这在苏夏看来,更是一种挑衅,不由自主的有想打季长安的冲动,可他却偏偏不能这么做,如果他真要是打了季长安,那么之前他说的话,岂不是是他苏夏在撒谎骗人。
季长安皱起眉头,眼中含着三分的泪水和五分的演技,快步走到警察的面前,那位将近五十岁的警察,竟然有错觉闪过脑海,他感觉季长安的气场和迫视感,像是一个成熟女王味的气场,但抬眼一看,这个小姑娘,分明还是一个未经世事的小女孩,怎会是个女王呢?
长安‘噗通’跪在地上,深沉的眸子如无底洞般,让人无法猜测她到底想要做什么?等口供的警察即刻起身,扶起跪在地上的长安,其中一位年长的,看不下去叹气:“季小姐,有什么事情,你可以直说,在我们面前不用这么客气,我们也是为公众服务的。”
季长安眼泪簌簌,仿若倔强赌气的孩子,直直看向苏夏,语气带了份柔软以及让人觉得她委屈之感:“我知道,我自小什么都不知道,而且还不听话,总是任性胡闹,可可叔叔他也不能这样子!”
警察一头雾水,一时之间听不明白季长安到底要表达什么,苏夏楞在当场,怒火攻心,一股铁腥的味道冲到了喉咙里,不知道要怎样去应对季长安的话。

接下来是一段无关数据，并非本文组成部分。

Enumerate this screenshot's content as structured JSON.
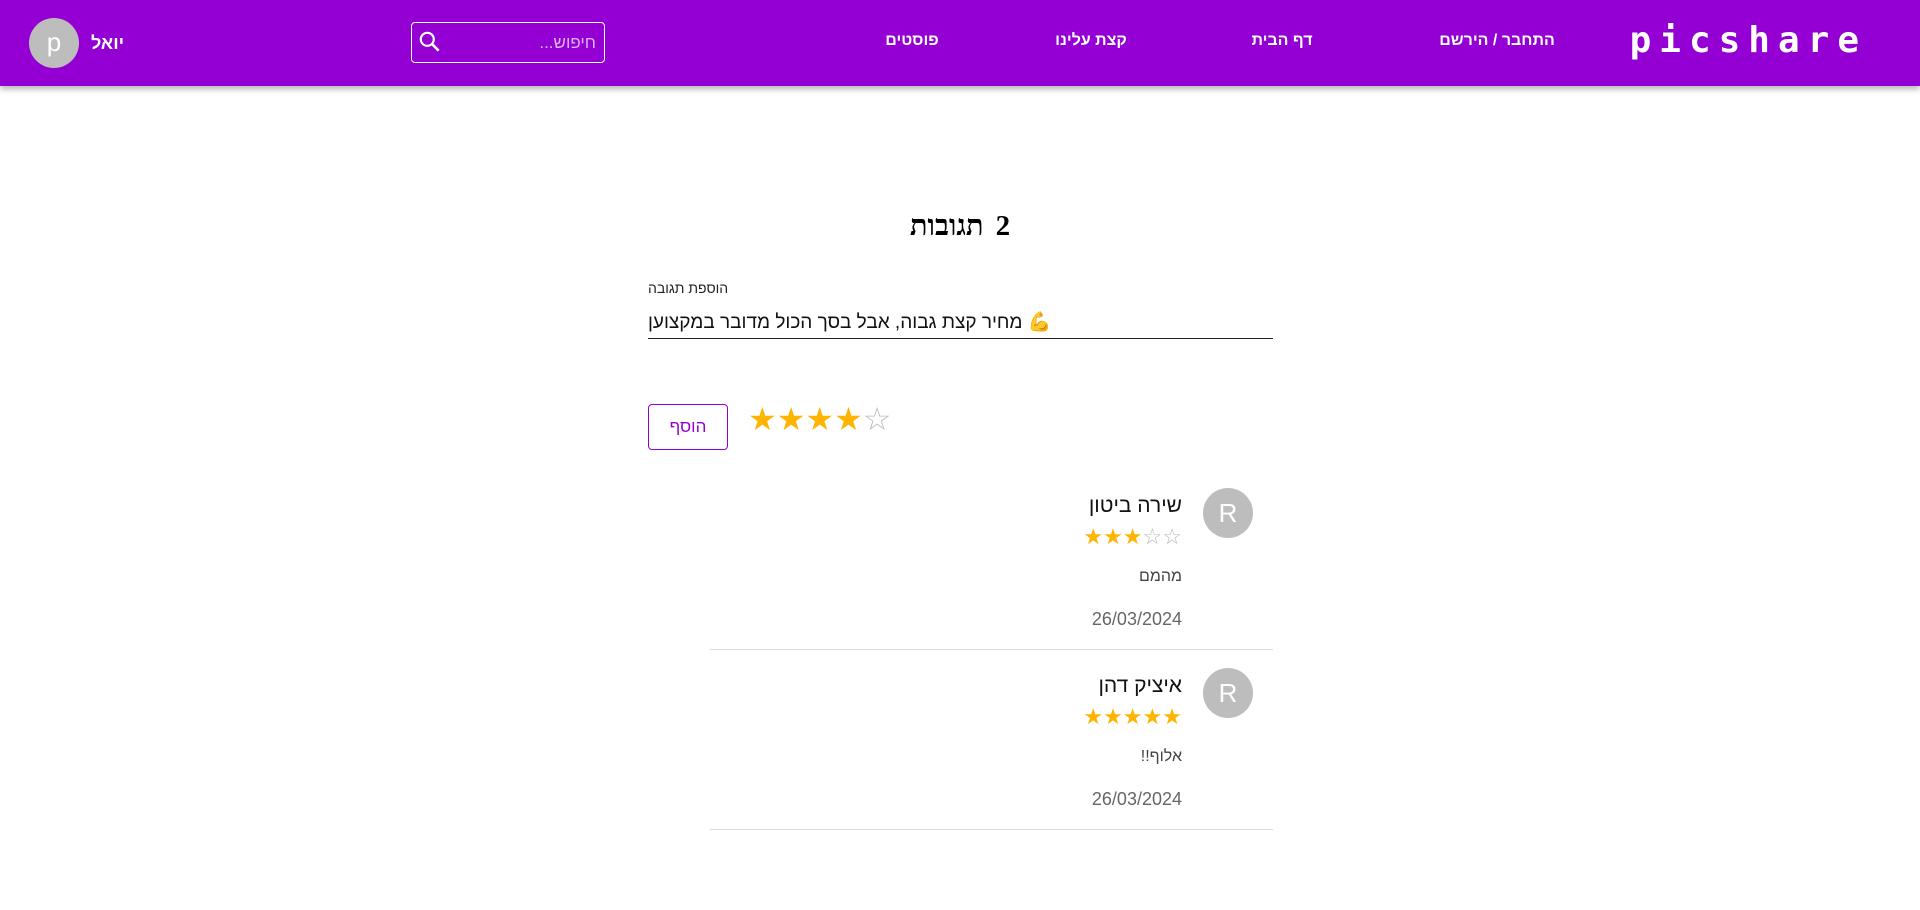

季长安心底下浮起一丝沉着的心态,纵然这些人相信苏夏说的话,可一个小姑娘的话,比苏夏还要可信一万倍一千倍,假使她季长安再坐以待毙,死的最终还是自己,所以,苏夏,你先不仁,那么就请别怪我不义了。
苏夏还没开口,季长安就已经委屈得不得了,颤着哭腔道:“叔叔,你扪心自问一下,我寄养在苏家,是否做过什么不好的事情,让你和阿姨丢脸了?我承认,我平日有些事不听话确实不对,可你也不能直接就打我,打我我不想把家丑外传,但我亲生父母给生活费给我,你就把支票抢走,还诬陷我逼你赌博,我理解你不怪你,可你怎么能够打我?”
苏夏气急败坏,恨恨地冲上去想打长安一巴掌,可长安如今如同转换了性子,软弱的向后退了一步,这样看来,在大家的眼里,分明就是苏夏事先做错了事情的,却要把事情全部栽赃在一个小女孩的身上。
苏夏处事十分狠辣,甚至是对自己的妻子都非常不好,但凡是有眼睛的人,都知道,可他们不敢说,季长安是于阳豪门季家的千金,其他世家倒是可以得罪,唯独季家不能得罪,万万没有想到,苏夏竟是这般愚不可及,居然敢长年殴打季长安,这不是摆明了要与季家作对吗?
就在此时,所有人都愣怔在了当场,季长安目光落在警察身上,墨眸没有一点儿潋滟波动,仿佛吃定了苏夏已经犯错,你们不能黑白颠倒一样给事情下了定论。
可现实终归是现实,季长安没能等来所期盼的,她希望苏夏能进监狱十年甚至是一辈子,最好是再也不要出来为祸人间,但是警察的神情已经给这件事定了结果:“季小姐,事情还是要看法院审判的结果,你不能插手过多。”
季长安那颗悬了的心彷如坠入深蓝的海洋,对不公的世界,充满了忿忿不平。
终究,她还是咬碎了牙齿,把委屈全部吞咽进砌满了城墙的内心,微微一笑:“长安知道轻重。”
韦氏在外头见到此情此景,着急的过来把季长安全身上下检查了个遍,季长安知道,这种娴熟的举动只有一个母亲才会做,韦氏担心她才这么做的,长安嘴角勾起微笑:“阿姨,我没事。”
韦氏良久都没有说出一句话,反射性的紧紧握住了长安白皙修长的手指。
夜幕结束,天边泛起鱼肚白的亮光来,很快,又要开始了新的一天。